Other Garcetti staffers have described being frozen out by colleagues after giving deposition testimony. Some told The Times that former co-workers blocked them on social media.

“People who I considered good friends, people with whom I had discussed Jacobs’ behavior, never spoke with me again the moment my deposition came out,” Suzi Emmerling, a former Garceti staffer, said in an interview this week.

Emmerling, in her deposition, also said that Garcetti’s wife, Amy Wakeland, threatened to refuse money from Emmerling’s then-employer, the Eli and Edythe Broad Foundation, for city-backed philanthropy work because Wakeland thought Emmerling was talking to people about the allegations.

“That story is 100% made up. I was never part of any such conversation,” Wakeland told the Times on Wednesday.

Naomi Seligman, Garcetti’s former communications director, also alleged that she encountered a “Mafia”-like culture that rewarded silence in Garcetti’s office. She said she was told by other staff that the mayor protected Jacobs.

She called Wednesday’s confirmation vote “heartbreaking” for victims and whistleblowers.

Seligman, who works at the nonprofit legal group Whistleblower Aid, had led the charge to quash the nomination, meeting with Senate offices and alleging that Garcetti and others were covering up the truth of what happened.

But others in the mayor’s office questioned her credibility, saying they did not witness a key incident in which she said Jacobs had forcibly kissed her on the mouth in full view of her staff.

A jury verdict in the Garza case — if the case isn’t settled beforehand — won’t put to rest all the allegations, said Levinson.

“There were so many more fingers that were pointed and accusations that were made,” Levinson said.

Sadhwani said many voters will mostly remember that Garcetti was mayor of L.A. and then ambassador and focus less on the sexual harassment furor that beset his office.

But she said the controversy would continue to crop up in news articles in any future run for office and she predicted that opponents would resurface a photograph in which Garcetti stood next to Jacobs and gave the thumbs up as his aide held his hand over another man’s crotch.

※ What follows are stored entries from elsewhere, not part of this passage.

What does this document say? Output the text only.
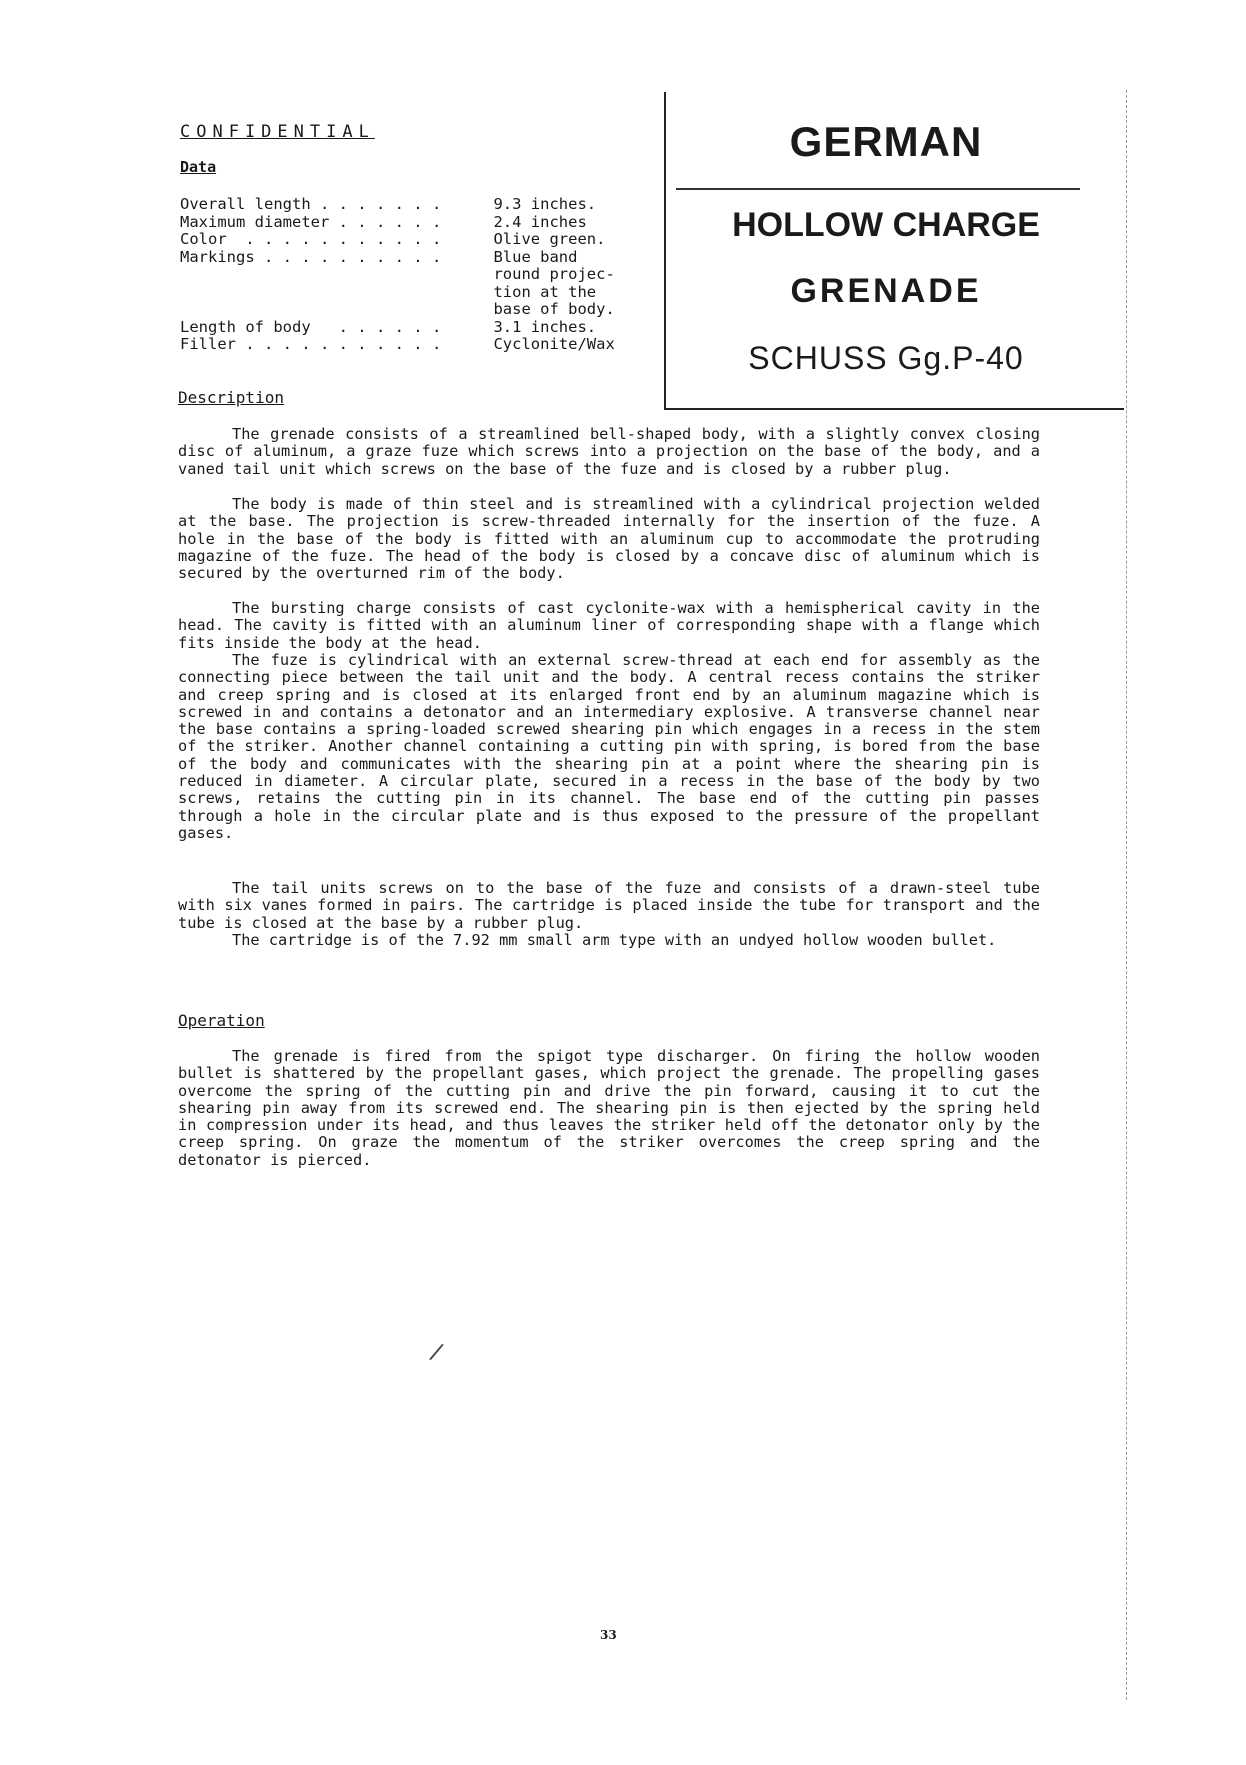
CONFIDENTIAL
Data
Overall length . . . . . . .	9.3 inches.
Maximum diameter . . . . . .	2.4 inches
Color  . . . . . . . . . . .	Olive green.
Markings . . . . . . . . . .	Blue band
round projec-
tion at the
base of body.
Length of body   . . . . . .	3.1 inches.
Filler . . . . . . . . . . .	Cyclonite/Wax
GERMAN
HOLLOW CHARGE
GRENADE
SCHUSS Gg.P-40
Description

The grenade consists of a streamlined bell-shaped body, with a slightly convex closing disc of aluminum, a graze fuze which screws into a projection on the base of the body, and a vaned tail unit which screws on the base of the fuze and is closed by a rubber plug.

The body is made of thin steel and is streamlined with a cylindrical projection welded at the base. The projection is screw-threaded internally for the insertion of the fuze. A hole in the base of the body is fitted with an aluminum cup to accommodate the protruding magazine of the fuze. The head of the body is closed by a concave disc of aluminum which is secured by the overturned rim of the body.

The bursting charge consists of cast cyclonite-wax with a hemispherical cavity in the head. The cavity is fitted with an aluminum liner of corresponding shape with a flange which fits inside the body at the head.

The fuze is cylindrical with an external screw-thread at each end for assembly as the connecting piece between the tail unit and the body. A central recess contains the striker and creep spring and is closed at its enlarged front end by an aluminum magazine which is screwed in and contains a detonator and an intermediary explosive. A transverse channel near the base contains a spring-loaded screwed shearing pin which engages in a recess in the stem of the striker. Another channel containing a cutting pin with spring, is bored from the base of the body and communicates with the shearing pin at a point where the shearing pin is reduced in diameter. A circular plate, secured in a recess in the base of the body by two screws, retains the cutting pin in its channel. The base end of the cutting pin passes through a hole in the circular plate and is thus exposed to the pressure of the propellant gases.

The tail units screws on to the base of the fuze and consists of a drawn-steel tube with six vanes formed in pairs. The cartridge is placed inside the tube for transport and the tube is closed at the base by a rubber plug.

The cartridge is of the 7.92 mm small arm type with an undyed hollow wooden bullet.

Operation

The grenade is fired from the spigot type discharger. On firing the hollow wooden bullet is shattered by the propellant gases, which project the grenade. The propelling gases overcome the spring of the cutting pin and drive the pin forward, causing it to cut the shearing pin away from its screwed end. The shearing pin is then ejected by the spring held in compression under its head, and thus leaves the striker held off the detonator only by the creep spring. On graze the momentum of the striker overcomes the creep spring and the detonator is pierced.

/
33
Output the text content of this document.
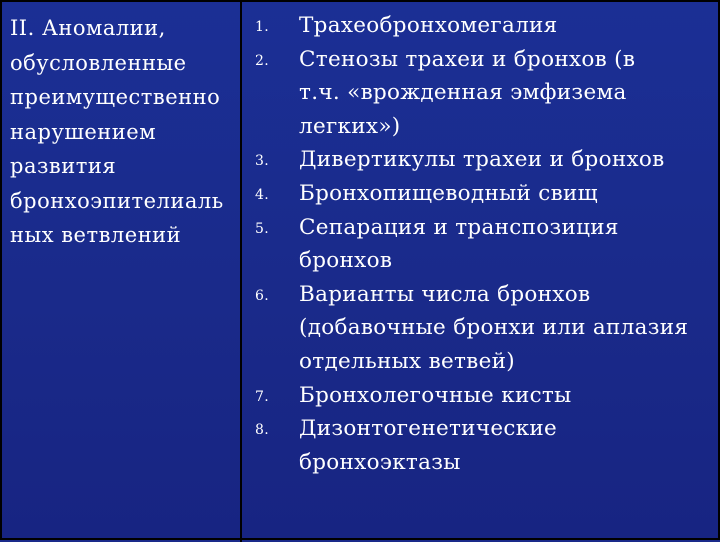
II. Аномалии,
обусловленные
преимущественно
нарушением
развития
бронхоэпителиаль
ных ветвлений
1. Трахеобронхомегалия
2. Стенозы трахеи и бронхов (в
т.ч. «врожденная эмфизема
легких»)
3. Дивертикулы трахеи и бронхов
4. Бронхопищеводный свищ
5. Сепарация и транспозиция
бронхов
6. Варианты числа бронхов
(добавочные бронхи или аплазия
отдельных ветвей)
7. Бронхолегочные кисты
8. Дизонтогенетические
бронхоэктазы
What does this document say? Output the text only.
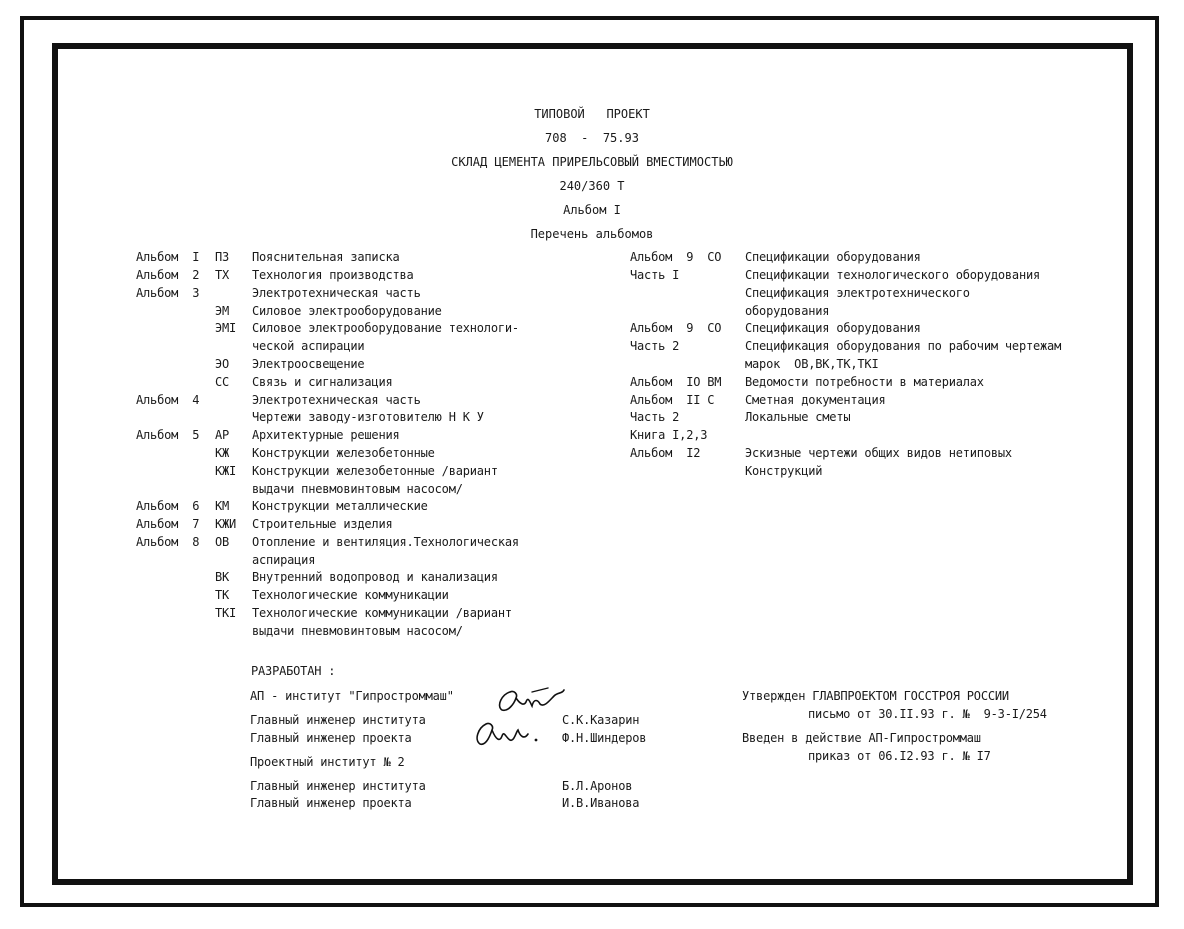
ТИПОВОЙ   ПРОЕКТ
708  -  75.93
СКЛАД ЦЕМЕНТА ПРИРЕЛЬСОВЫЙ ВМЕСТИМОСТЬЮ
240/360 Т
Альбом I
Перечень альбомов
Альбом  I ПЗ Пояснительная записка
Альбом  2 ТХ Технология производства
Альбом  3	Электротехническая часть
ЭМ Силовое электрооборудование
ЭМI Силовое электрооборудование технологи-
ческой аспирации
ЭО Электроосвещение
СС Связь и сигнализация
Альбом  4	Электротехническая часть
Чертежи заводу-изготовителю Н К У
Альбом  5 АР Архитектурные решения
КЖ Конструкции железобетонные
КЖI Конструкции железобетонные /вариант
выдачи пневмовинтовым насосом/
Альбом  6 КМ Конструкции металлические
Альбом  7 КЖИ Строительные изделия
Альбом  8 ОВ Отопление и вентиляция.Технологическая
аспирация
ВК Внутренний водопровод и канализация
ТК Технологические коммуникации
ТКI Технологические коммуникации /вариант
выдачи пневмовинтовым насосом/
Альбом  9  СО Спецификации оборудования
Часть I	Спецификации технологического оборудования
Спецификация электротехнического
оборудования
Альбом  9  СО Спецификация оборудования
Часть 2	Спецификация оборудования по рабочим чертежам
марок  ОВ,ВК,ТК,ТКI
Альбом  IO ВМ Ведомости потребности в материалах
Альбом  II С	Сметная документация
Часть 2	Локальные сметы
Книга I,2,3
Альбом  I2	Эскизные чертежи общих видов нетиповых
Конструкций
РАЗРАБОТАН :
АП - институт "Гипростроммаш"
Главный инженер института	С.К.Казарин
Главный инженер проекта	Ф.Н.Шиндеров
Проектный институт № 2
Главный инженер института	Б.Л.Аронов
Главный инженер проекта	И.В.Иванова
Утвержден ГЛАВПРОЕКТОМ ГОССТРОЯ РОССИИ
письмо от 30.II.93 г. №  9-3-I/254
Введен в действие АП-Гипростроммаш
приказ от 06.I2.93 г. № I7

“It’s very damning for the future, because images are easily used in campaign material,” she said. (Garcetti said he did not see Jacobs’ gesture at the time.)

Sadhwani, who is Indian American, said the failure to fill the ambassador’s post has been a sore point in India, which last year celebrated 75 years of independence from Great Britain. She said it was important that someone bring “their full passion” to the job.

Asked if she thought Garcetti would be that person, Sadhwani said: “I think he has a passion for justice, a real concern for equity. Those are important qualities to bring as an ambassador to any country, right?”